The Centers for Disease Control and Prevention activated a Level 3 emergency response on June 11 to help contain New World screwworm after detections in southern Texas and one county in New Mexico. The move, the lowest tier in the CDC’s three-level response structure, is meant to speed coordination with the U.S. Department of Agriculture and the Texas Department of State Health Services as officials try to keep the parasite from regaining a foothold in the United States.

That matters far beyond an animal health bulletin. New World screwworm, the fly Cochliomyia hominivorax, lays larvae that infest wounds and feed on living tissue. CDC says infestations can begin in skin breaks, even very small ones, and can also affect the eyes, ears, nose, mouth, genitals and anorectal area. The agency says the outbreak has been moving northward through Central America and Mexico since 2023, mostly affecting livestock, pets and wildlife, although people can also be infected. CDC says no locally acquired human infestations have been reported in the United States.

AI-generated illustration
AI-generated illustration

The first U.S. animal case in the current outbreak was confirmed by USDA on June 3 in Texas.

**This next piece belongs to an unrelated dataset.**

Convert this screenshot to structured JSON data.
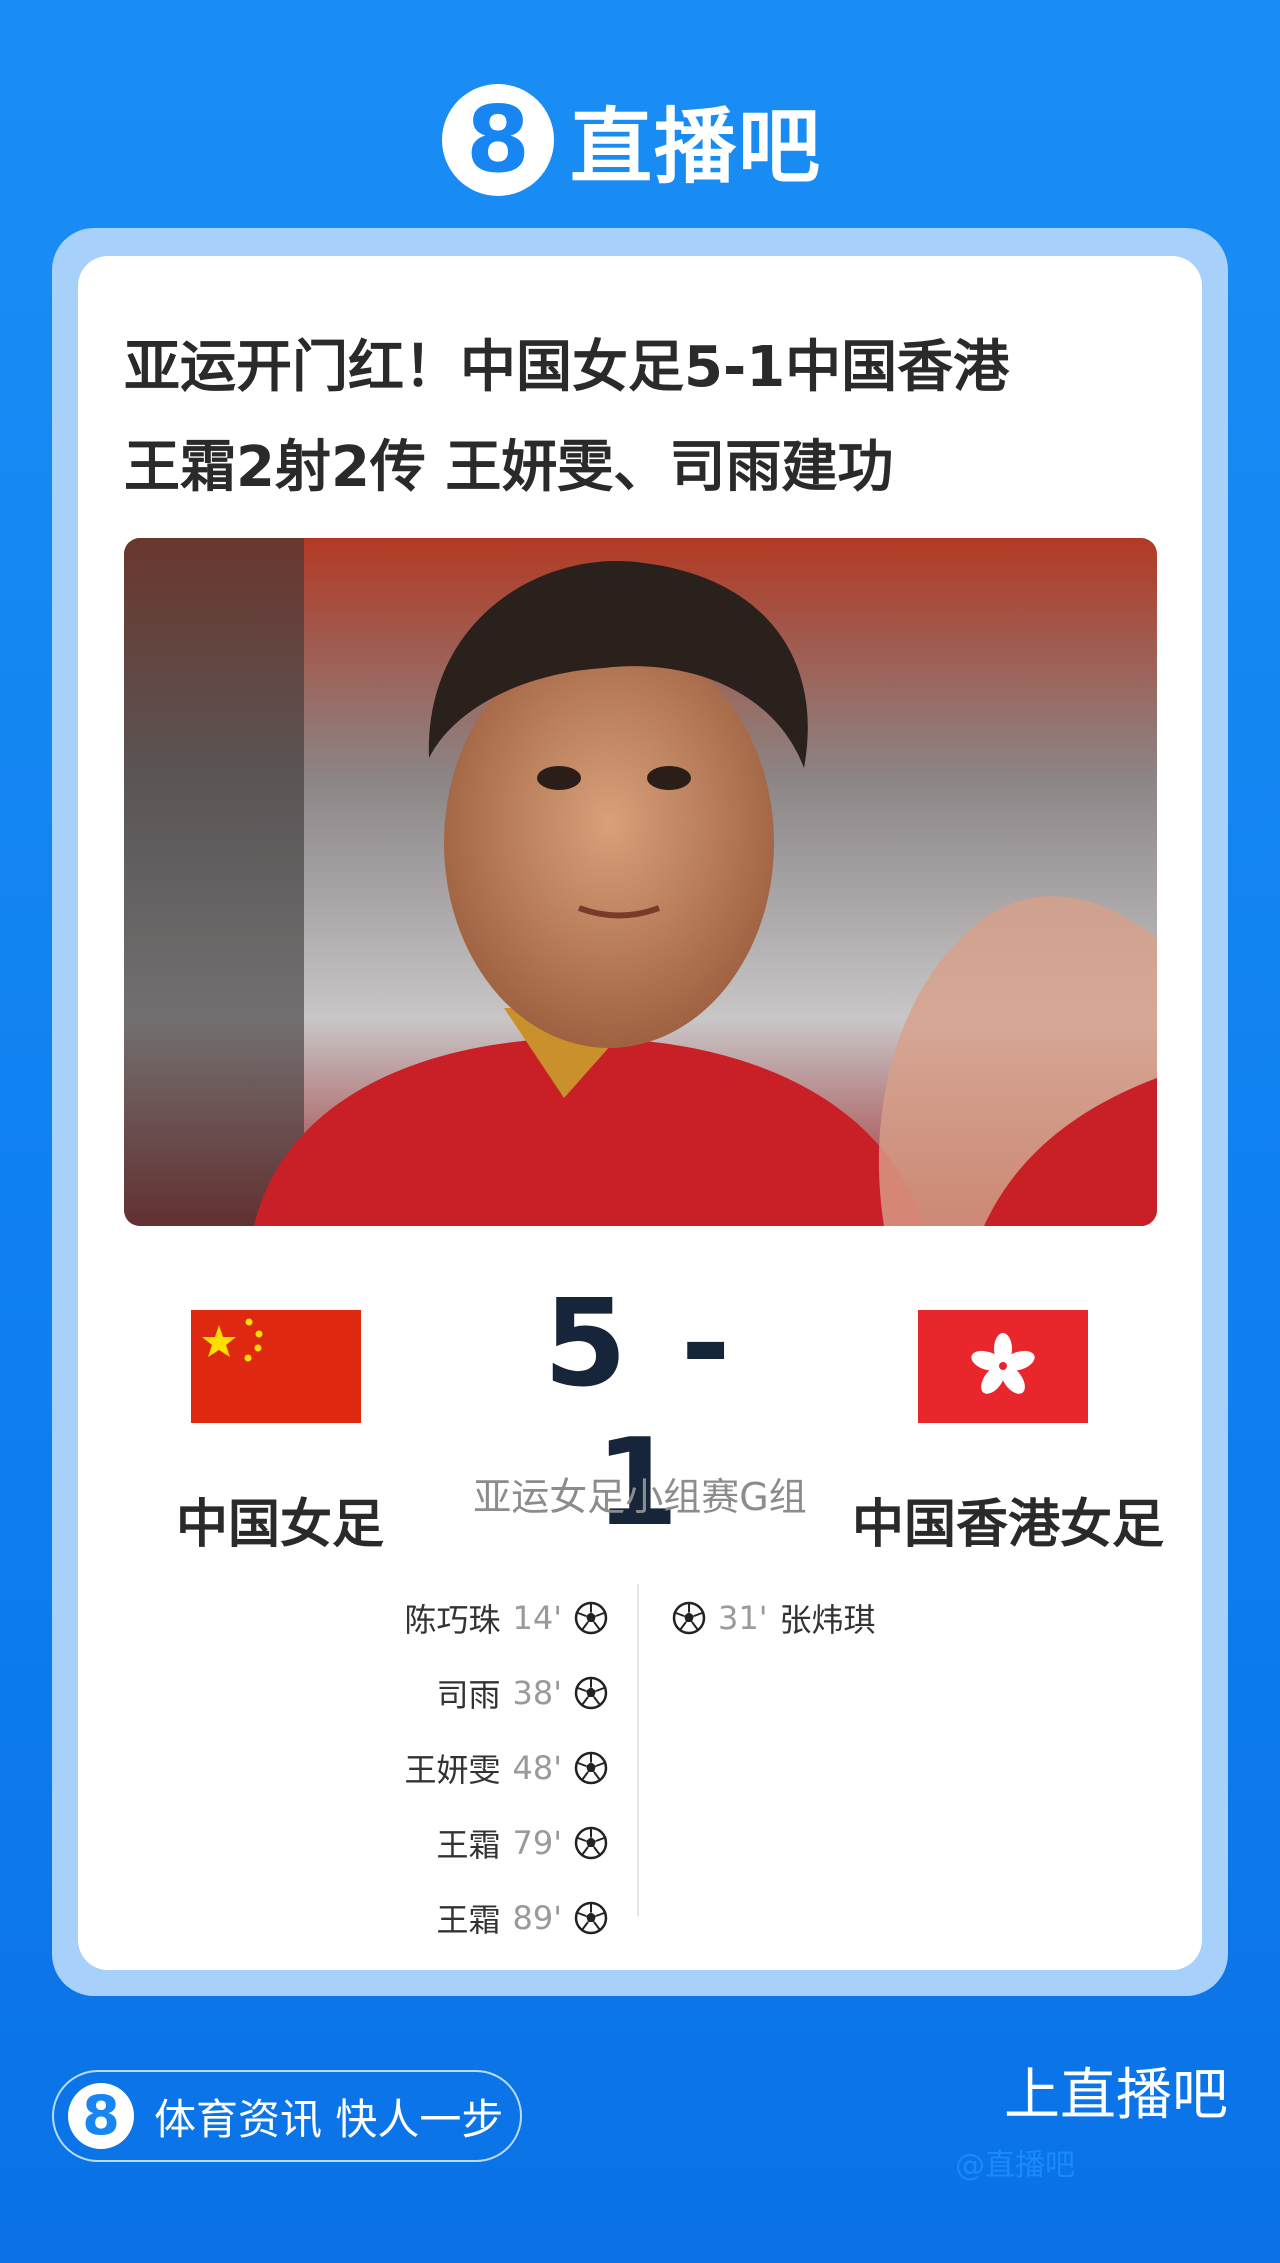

USDA later identified it as a 3-week-old calf in Zavala County with larvae in its umbilical area. The New Mexico case, first reported by a veterinarian in Texas, was later reclassified to Lea County because the dog lives there. For ranchers and animal owners, the consequences can be immediate: infected animals can suffer severe wounds, secondary infections, quarantines, movement restrictions and expensive eradication measures.

Federal agencies are now leaning on the same control strategy that once cleared the parasite from the country. USDA says it is dispersing 100 million sterile insects per week in Mexico and along the U.S.-Mexico border, adjusting release areas as needed to maintain suppression. The sterile insect technique eradicated New World screwworm from the United States in 1966, and USDA says it also eliminated a small outbreak in the Florida Keys in 2017. Panama’s COPEG facility remains the only active sterile-fly production site in North America.

The CDC issued a preparedness document on March 27 for state, tribal, local and territorial health officials, and the U.S. Food and Drug Administration granted an emergency use authorization on June 11 for a generic over-the-counter drug to treat New World screwworm in dogs and cats. The emergency activation signals that officials see enough risk to justify faster coordination and dedicated response resources, even as the threat to the general public remains limited for now.